North Shore patient given right to die

Richard Tedesco

A terminally ill Manhattan woman who had been locked in a legal battle with her parents over her right to die has decided to remain on life support systems at North Shore University Hospital in Manhassset.

Grace Sun Eun Lee, 28, told her court-appointed lawyer last Friday that she wanted to accede to her parents wish that she remain on a respirator and a feeding tube, said David Smith, Lee’s attorney.

Smith said Lee has an inoperable tumor growing on her brain stem and would be unable to breathe or eat on her own without the medical aids.

“I want to make peace with my parents and I want to make peace with God,” Smith said Lee told him on Friday.

He said Lee had become “contemplative” about her situation in the wake of a state appellate court ruling that reversed an earlier decision, lifting a stay it had imposed prohibiting the hospital from removing the life-support aids, Smith said. Lee had been at odds with her parents, Rev. Manho Lee and Jin-ha Lee with whom she has been living in Douglaston since she became ill. 

A Long Island judge ruled two weeks ago that Lee was competent to make her own decision. After Lee’s parents’ appealed, a state appellate court on Friday upheld her right to choose life or death.

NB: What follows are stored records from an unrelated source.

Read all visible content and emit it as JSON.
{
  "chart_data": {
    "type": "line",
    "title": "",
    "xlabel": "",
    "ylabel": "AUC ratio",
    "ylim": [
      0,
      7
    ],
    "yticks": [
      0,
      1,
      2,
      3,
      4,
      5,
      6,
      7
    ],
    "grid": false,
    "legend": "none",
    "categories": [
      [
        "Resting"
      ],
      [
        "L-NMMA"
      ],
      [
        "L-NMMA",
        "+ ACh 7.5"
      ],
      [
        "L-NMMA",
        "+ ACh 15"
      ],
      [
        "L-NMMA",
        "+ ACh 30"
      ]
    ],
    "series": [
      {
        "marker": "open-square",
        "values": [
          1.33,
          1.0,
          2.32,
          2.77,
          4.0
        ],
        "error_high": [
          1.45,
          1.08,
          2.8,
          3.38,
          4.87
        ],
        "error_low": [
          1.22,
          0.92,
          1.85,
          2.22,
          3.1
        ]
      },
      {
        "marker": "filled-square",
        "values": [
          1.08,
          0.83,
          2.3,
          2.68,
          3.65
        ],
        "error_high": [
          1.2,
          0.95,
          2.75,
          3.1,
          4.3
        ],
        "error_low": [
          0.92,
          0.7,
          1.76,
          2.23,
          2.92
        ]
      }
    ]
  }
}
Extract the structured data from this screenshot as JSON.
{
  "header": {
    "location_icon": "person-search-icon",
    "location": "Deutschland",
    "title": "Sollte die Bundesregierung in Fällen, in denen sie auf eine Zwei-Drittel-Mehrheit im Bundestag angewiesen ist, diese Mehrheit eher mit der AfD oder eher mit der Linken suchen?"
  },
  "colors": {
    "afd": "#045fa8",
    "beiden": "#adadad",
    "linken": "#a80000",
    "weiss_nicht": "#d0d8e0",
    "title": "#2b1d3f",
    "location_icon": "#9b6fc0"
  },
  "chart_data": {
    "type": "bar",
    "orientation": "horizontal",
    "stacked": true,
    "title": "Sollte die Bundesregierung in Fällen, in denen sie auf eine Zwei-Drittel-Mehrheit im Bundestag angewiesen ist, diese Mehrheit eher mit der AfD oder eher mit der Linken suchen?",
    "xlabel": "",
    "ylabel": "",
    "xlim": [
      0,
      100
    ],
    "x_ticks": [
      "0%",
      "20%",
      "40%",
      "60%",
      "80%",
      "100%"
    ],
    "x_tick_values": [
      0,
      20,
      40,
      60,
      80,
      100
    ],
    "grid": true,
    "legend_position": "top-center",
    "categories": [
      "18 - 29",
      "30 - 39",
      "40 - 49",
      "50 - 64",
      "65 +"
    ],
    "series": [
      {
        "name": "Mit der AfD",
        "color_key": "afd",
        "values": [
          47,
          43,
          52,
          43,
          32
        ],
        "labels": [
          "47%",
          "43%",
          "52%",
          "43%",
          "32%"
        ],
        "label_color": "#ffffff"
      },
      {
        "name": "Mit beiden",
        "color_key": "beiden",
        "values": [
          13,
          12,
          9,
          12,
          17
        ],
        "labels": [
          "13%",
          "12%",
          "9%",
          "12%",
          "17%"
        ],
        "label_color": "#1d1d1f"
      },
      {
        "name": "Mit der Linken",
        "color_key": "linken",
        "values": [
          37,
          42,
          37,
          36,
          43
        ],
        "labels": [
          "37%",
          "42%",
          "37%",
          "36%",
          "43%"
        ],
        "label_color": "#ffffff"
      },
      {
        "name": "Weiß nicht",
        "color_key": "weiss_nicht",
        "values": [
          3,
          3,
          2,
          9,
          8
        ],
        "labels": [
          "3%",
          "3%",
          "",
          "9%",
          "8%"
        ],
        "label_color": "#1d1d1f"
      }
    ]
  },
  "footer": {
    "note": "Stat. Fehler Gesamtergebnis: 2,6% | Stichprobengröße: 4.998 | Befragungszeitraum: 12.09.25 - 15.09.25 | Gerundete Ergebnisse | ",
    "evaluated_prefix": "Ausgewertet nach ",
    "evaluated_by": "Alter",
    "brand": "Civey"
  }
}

But after that decision, Smith said his client reversed her own prior choice to end her life.

“She made it absolutely clear that she and she alone is making her own medical decisions,” Smith said in a press briefing on Monday morning.

North Shore Hospital spokesman Terry Lynam said the hospital will act in accordance with whatever choice Lee makes on her medical treatment.

“We’ll comply with her wishes, whatever they might be,” Lynam said.

If she becomes unconscious, Smith said, Lee has designated her father as her proxy to make decisions on her behalf and, if he is unable to represent her, her mother also has been designated as her proxy.

Prior to Friday, Smith said, his client had given “very clear direction to me and to others that she wanted the ventilator stopped and wanted the feeding tube removed.”

But Smith said her parents were clearly exerting influence on their daughter on religious grounds. 

Lee’s father is the minister of a fundamentalist Christian sect in Queens, the Korean Antioch Congregationalist Church.

“He was standing over her and telling her she was going to rot in hell” if she refused to continue receiving treatment on the life-support machines, Smith said.

Smith said Lee’s mother and two brothers are also members of the church where Lee has also been a member.

Lee was living in Manhattan, working as a financial manager at Bank of America and training to run the New York City Marathon last year when she fell ill one month before the race. Doctors at Sloan Kettering Hospital found a tumor in her brain stem. Smith said Lee was admitted to North Shore University Hospital in Manhasset after being released from Sloan Kettering.

He said social workers and doctors at the Community Drive facility had been working with the Lee family to comply with her parents desire to transfer their daughter to another facility, but have as yet been unable to find a facility that can support her in her present condition.

Smith said there is no doubt in her doctors’ assessment of her condition that the effect of the growing tumor is irreversible and will ultimately kill her.

“It’s going to be the cause of her death in short order,” Smith said.